European Central Bank President Jean- Claude Trichet said credit-rating downgrades and worsening public finances in some euro-region countries are not threatening to break up the decade-old monetary union.

“In a very vast continental economy, it is not abnormal to have diversity,” Trichet told the European Parliament in Brussels today. “I would not say at all that it is something that puts into question the euro area.”

Standard & Poor’s this month downgraded the sovereign credit ratings of Spain and Greece and said the ratings of Ireland and Portugal are under threat. Bond yield spreads between the strongest and weakest euro-region economies have ballooned as the global financial crisis pressures budgets, making the ECB’s one- size-fits-all monetary policy less effective.

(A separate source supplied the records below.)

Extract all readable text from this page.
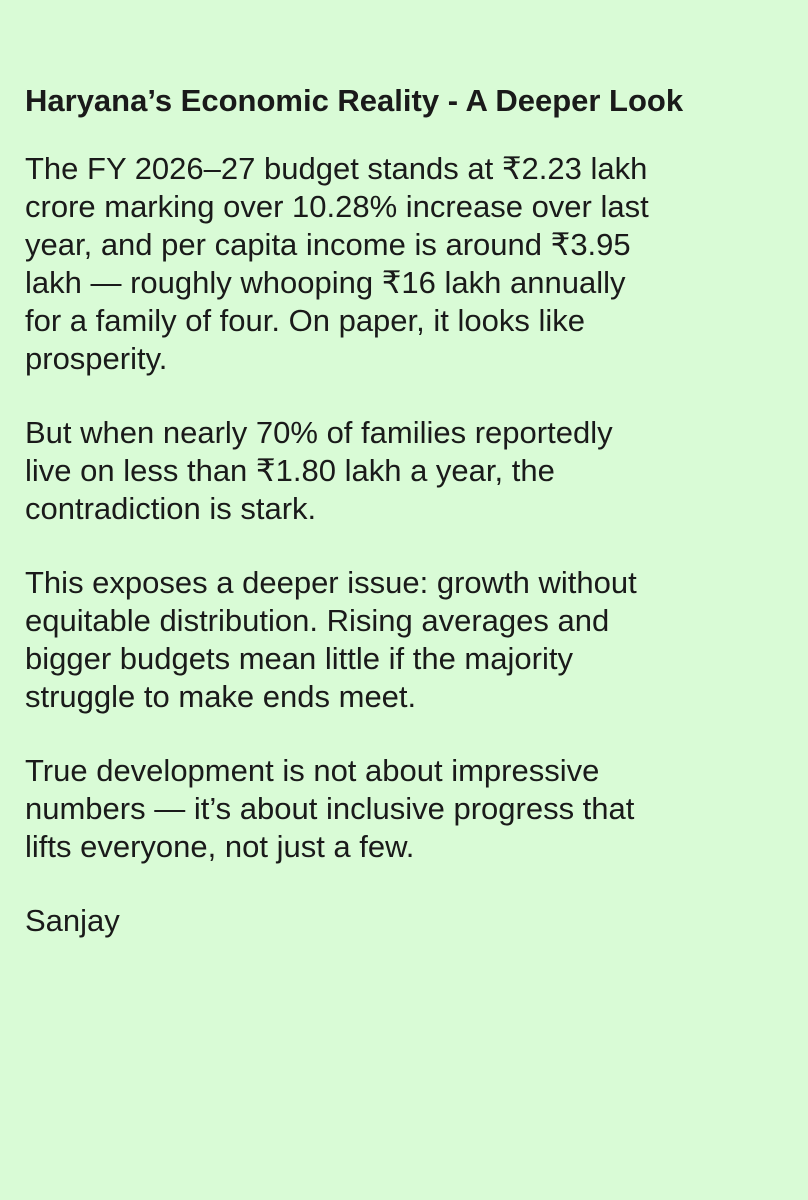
Haryana’s Economic Reality - A Deeper Look
The FY 2026–27 budget stands at ₹2.23 lakh
crore marking over 10.28% increase over last
year, and per capita income is around ₹3.95
lakh — roughly whooping ₹16 lakh annually
for a family of four. On paper, it looks like
prosperity.
But when nearly 70% of families reportedly
live on less than ₹1.80 lakh a year, the
contradiction is stark.
This exposes a deeper issue: growth without
equitable distribution. Rising averages and
bigger budgets mean little if the majority
struggle to make ends meet.
True development is not about impressive
numbers — it’s about inclusive progress that
lifts everyone, not just a few.
Sanjay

“Negative ratings actions on Greece, Ireland, Portugal, and Spain reflect their economies’ higher susceptibility to a tightening external credit channel,” S&P said on Jan. 15. These countries “have, in our view, lost competitiveness relative to their European peers, leading to a rise in their imbalances.”

Trichet said all 16 countries using the euro are experiencing difficulties and renewed his call for governments to pursue “sustainable” fiscal policies.

“I’m confident that the pressures of the circumstances and the reality will do their job,” Trichet said. In any case, “there is no bailing out” of the euro area.